The story begins on Alderaan, which is still years from being destroyed. In order to officially earn the title of Princess of Alderaan, Leia must undergo a series of trials including physical and political challenges. Large parts of the story follow Leia and a diverse cast of future politicians training by exploring the wildernesses of various planets. Among the new characters, we are introduced to Amilyn Holdo, who will be appearing in The Last Jedi (played by Jurassic Park’s Laura Dern.) Holdo is eccentric even by Star Wars standards, she and Leia form a rocky friendship, and it will be interesting to see how it develops more than thirty years later.
The rest of Princess of Alderaan’s strengths rest in the way it connects to the rest of the universe. We spend more time on Alderaan than ever before. The interactions between Leia and her parents are fantastic as the Organas struggle with their daughter reaching adulthood and trying to protect her from the dangers of the growing resistance. We’ve had a chance to meet Bail in the films, but this is the first time we have had the opportunity to meet Leia’s mother, Queen Breha Organa, who instantly becomes one of the books strongest characters. We also get to see many of Leia’s first interactions with characters she knew in the film, characters like Mon Mothma and Grand Moff Tarkin are featured heavily, and there are even a few surprises for fans to discover.
With this latest effort, Claudia Gray has outdone herself cementing her role as the definitive Leia author.

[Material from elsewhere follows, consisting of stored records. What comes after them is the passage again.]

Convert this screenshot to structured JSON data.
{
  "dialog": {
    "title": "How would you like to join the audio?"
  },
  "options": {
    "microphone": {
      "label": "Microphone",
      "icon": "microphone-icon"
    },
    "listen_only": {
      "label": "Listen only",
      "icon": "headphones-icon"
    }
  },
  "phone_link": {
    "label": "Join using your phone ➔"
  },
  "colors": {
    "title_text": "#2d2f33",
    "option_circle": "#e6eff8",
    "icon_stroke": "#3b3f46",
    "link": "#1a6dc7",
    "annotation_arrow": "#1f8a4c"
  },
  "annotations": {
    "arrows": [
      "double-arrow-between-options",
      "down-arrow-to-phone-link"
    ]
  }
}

At times, you can practically see a young Carrie Fisher reading these lines making this a fitting tribute to her legacy. The writing is witty and fast-paced despite having minimal action, for a Star Wars book. Even more, than in the films, Leia must rely on her ability to talk her way through situations and be quick on her feet. She makes some mistakes on the way, but by the end, Leia becomes the character we meet in A New Hope.
Leia, Princess of Alderaan, is an essential read for Star Wars fans and another terrific addition to the canon. Be sure not to miss this one.